Casas de aves se misturam às de venda de miudezas, roupas, frutas e calçados. As peças e objetos ficam invariavelmente expostos na entrada, formando um painel colorido, mas nem sempre dos mais interessantes. Entre uma porta e outra, os hotéis de baixa categoria.

Como se não bastasse, as calçadas estão esburacadas e a sujeira predomina. Quando chove, pior ainda, porque ruas como a dr. Cócrane, Chile, Vereador Freitas Guimarães, Benedito Pinheiro, 7 de Setembro, Bittencourt e mesmo trechos das avenidas Conselheiro Nébias e São Francisco se transformam num verdadeiro mar.

Quase não se vê praças ou árvores que consigam disfarçar a tristeza do ambiente. Não que o bairro não tenha praças, mas uma delas é a Iguatemi Martins, ocupada pelo Mercado, e a outra uma nesga de terra não urbanizada na Avenida Campos Sales com Rua Uruguai.

Crianças não faltam em Vila Nova e para se ter uma idéia basta dar uma chegadinha na Rua do Cerquinho - um beco sem saída -, e olhar os fios de eletricidade: estão tomados por restos de linha e varetas. Empinar papagaios é a principal distração dessas crianças sem brinquedos, e sem opções porque não dispõem de um quintal de terra onde possam jogar bolinha de gude, e os piões não rodam entre os paralelepípedos.

Como que reforçando o quadro geral de decadência e miséria, na Vila Nova estão situados o Albergue Noturno e o Prato de Sopa Monsenhor Moreira, entidades que acolhem migrantes e indigentes. São duas obras sociais respeitadas, que se firmaram em muitas décadas de trabalho, e que funcionam justamente num bairro onde quase tudo lembra abandono e falta de perspectivas.

Em confronto com essa realidade surgem os prédios dos colégios, que sempre lembram progresso, possibilidade de melhorias, vida nova. E lá estão escolas bem tradicionais, como José Bonifácio, Coelho Neto e Santista, sem contar as faculdades do Centro de Estudos Unificados Bandeirantes e a EESG Avelino da Paz Vieira, EEPG Malachias de Oliveira Freitas e EMPSG Acácio de Paula Leite Sampaio (essas duas funcionam no mesmo prédio da Rua 7 de Setembro, esquina com Braz Cubas). No mais, só mesmo as dependências da Artilharia Divisionária 2 (onde fica o comandante geral do Exército na região), e os belos templos maçônicos, que não se dissociam da imagem de poder e ascensão.

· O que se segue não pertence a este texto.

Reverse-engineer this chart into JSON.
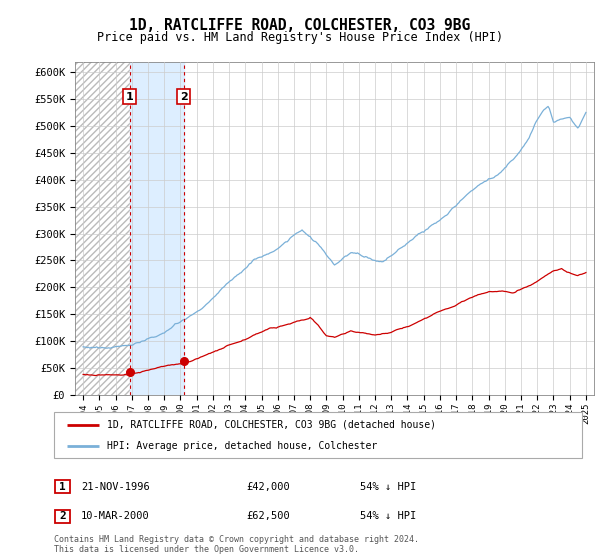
{
  "title": "1D, RATCLIFFE ROAD, COLCHESTER, CO3 9BG",
  "subtitle": "Price paid vs. HM Land Registry's House Price Index (HPI)",
  "legend_line1": "1D, RATCLIFFE ROAD, COLCHESTER, CO3 9BG (detached house)",
  "legend_line2": "HPI: Average price, detached house, Colchester",
  "footnote": "Contains HM Land Registry data © Crown copyright and database right 2024.\nThis data is licensed under the Open Government Licence v3.0.",
  "table_entries": [
    {
      "num": "1",
      "date": "21-NOV-1996",
      "price": "£42,000",
      "hpi": "54% ↓ HPI"
    },
    {
      "num": "2",
      "date": "10-MAR-2000",
      "price": "£62,500",
      "hpi": "54% ↓ HPI"
    }
  ],
  "red_line_color": "#cc0000",
  "blue_line_color": "#7ab0d8",
  "sale1_x": 1996.88,
  "sale1_y": 42000,
  "sale2_x": 2000.19,
  "sale2_y": 62500,
  "ylim": [
    0,
    620000
  ],
  "xlim": [
    1993.5,
    2025.5
  ],
  "yticks": [
    0,
    50000,
    100000,
    150000,
    200000,
    250000,
    300000,
    350000,
    400000,
    450000,
    500000,
    550000,
    600000
  ],
  "hatch_color": "#bbbbbb",
  "shade_color": "#ddeeff",
  "grid_color": "#cccccc",
  "bg_color": "#ffffff"
}
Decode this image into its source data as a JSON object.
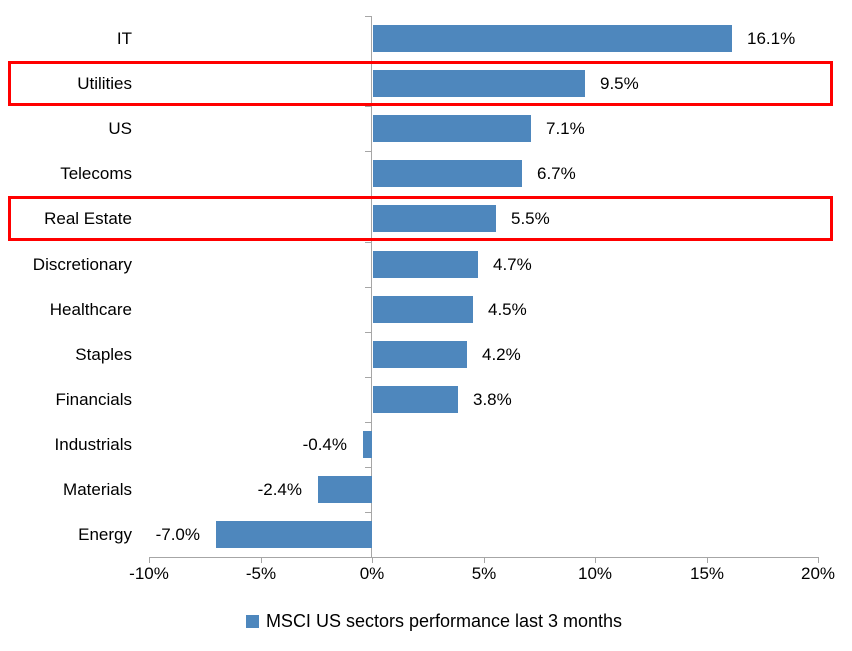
{
  "chart_data": {
    "type": "bar",
    "orientation": "horizontal",
    "categories": [
      "IT",
      "Utilities",
      "US",
      "Telecoms",
      "Real Estate",
      "Discretionary",
      "Healthcare",
      "Staples",
      "Financials",
      "Industrials",
      "Materials",
      "Energy"
    ],
    "values": [
      16.1,
      9.5,
      7.1,
      6.7,
      5.5,
      4.7,
      4.5,
      4.2,
      3.8,
      -0.4,
      -2.4,
      -7.0
    ],
    "value_labels": [
      "16.1%",
      "9.5%",
      "7.1%",
      "6.7%",
      "5.5%",
      "4.7%",
      "4.5%",
      "4.2%",
      "3.8%",
      "-0.4%",
      "-2.4%",
      "-7.0%"
    ],
    "x_ticks": [
      "-10%",
      "-5%",
      "0%",
      "5%",
      "10%",
      "15%",
      "20%"
    ],
    "x_tick_values": [
      -10,
      -5,
      0,
      5,
      10,
      15,
      20
    ],
    "xlim": [
      -10,
      20
    ],
    "grid": false,
    "legend": "MSCI US sectors performance last 3 months",
    "legend_position": "bottom",
    "highlighted_categories": [
      "Utilities",
      "Real Estate"
    ],
    "colors": {
      "bar": "#4E87BD",
      "axis": "#A6A6A6",
      "highlight": "#FF0000",
      "text": "#000000"
    }
  }
}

Se alguém tentar fugir desse mundo de contrastes buscando descanso nas águas da Bacia do Mercado, vai reparar que elas estão muito escuras e mal refletem o colorido das dezenas de catraias que transportam os moradores de Vicente de Carvalho. Moradores de rostos marcados, como são marcados os rostos dos catraieiros que "viram" 24 horas direto, leme seguro entre as mãos. São particulares que garantem o transporte de cerca de 20 mil pessoas por dia, mas nem por isso a Prefeitura se importa com eles: até hoje não instalou as catracas que facilitariam a cobrança.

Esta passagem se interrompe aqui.